Bazı devlet bankalarında, onlarla ilgili kuşku verici ilişkileri olan işadamları ve kuruluşlar için de müfettişler yoğun ve yaygın bir araştırma sürdürüyorlar.
Bu çalışmaların da, yargı önüne önemli dosyalar yığması mümkün.
Kökü
1980'li ilk yıllara kadar uzanan bir çürüme söz konusudur.
Yani...
Önümüzde yargı ağırlıklı bir işlev dönemi açılıyor.
Bütün bunlar iyi gelişmelerdir.
Türkiye üzerinde yıllardır çöreklenen ve giderek kesifleşen kirlenme bulutunu önüne katıp götürecek bir güçlü rüzgara ihtiyaç vardı.
Temiz hava solumalıydık, artık.
Ancak...
Bu oluşumla birlikte üç boyutu daha dikkate almalıyız.
Birincisi...
Şu ya da bu etkilerle, birilerinin kayırılmadığı izlenimlerinin olmaması adaletin sonuna kadar tecellisidir.
İkincisi...
Bu süreçte serinkanlı olunması, adaletin temel ilkelerinin kesinlikle gözetilmesidir.
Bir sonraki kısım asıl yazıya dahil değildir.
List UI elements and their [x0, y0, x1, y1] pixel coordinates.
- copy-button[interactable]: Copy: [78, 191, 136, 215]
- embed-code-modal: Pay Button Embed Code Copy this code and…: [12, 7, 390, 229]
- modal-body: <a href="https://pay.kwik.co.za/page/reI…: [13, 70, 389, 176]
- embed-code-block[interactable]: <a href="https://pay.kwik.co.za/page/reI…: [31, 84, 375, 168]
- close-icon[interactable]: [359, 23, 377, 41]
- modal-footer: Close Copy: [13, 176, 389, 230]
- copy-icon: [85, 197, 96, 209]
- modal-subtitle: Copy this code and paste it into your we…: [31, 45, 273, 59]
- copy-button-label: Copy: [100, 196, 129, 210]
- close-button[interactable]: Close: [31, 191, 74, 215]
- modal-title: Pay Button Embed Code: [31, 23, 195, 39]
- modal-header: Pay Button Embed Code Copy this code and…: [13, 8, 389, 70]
Cadı kazanlarının kurulmaması, yargısız infaz, toplumsal linç ve adalet üzerinde psikolojik baskı gibi olumsuzluklardan kaçınılmasıdır.
Üçüncüsü...
Bu denli önemli işlevi olan adalet erkinin durumuna nihayet eğilme gereğinin duyulacağı yolunda umuttur.
Mahkeme salonları, derme çatma apartman bozması dairelerden kurtarılmalı, kurumun yüceliğine yaraşır bir görüntüye kavuşturulmalıdır.
Mahkeme salonlarına, bilgisayar / stenolar yerleştirilmelidir.
Yargıç ve savcıların bağımsızlıkları, daha özenle korunmalı. Siyasi iktidar baskılarından arındırılmaları yolunda daha güvenli düzenlemeler yapılmalıdır.
Yargıç ve savcılara yakın korumalar verilmeli. Tıpkı subaylar ve polisler gibi güvenlik önlemleri alınmış lojmanlara yerleştirilmelidirler.
Mahkeme kalemleri ve arşivleri süratle bilgisayara geçirilmelidir.
Yargıç ve savcılar için çalışma odalarına bilgisayar, faks, telefon, sekreterya gibi olanaklar sunulmalıdır.
Yargıç ve savcı başına dosya adedi makul hadlere indirilmelidir.
Mahkeme personeli de son derece zor koşullar içinde görev yapıyorlar. Çağdaş sistem için onlara bilgisayar kursları açılmalı, "uzman kadro" olarak nitelendirilmeli, ek ödemelerden yararlanmalıdırlar.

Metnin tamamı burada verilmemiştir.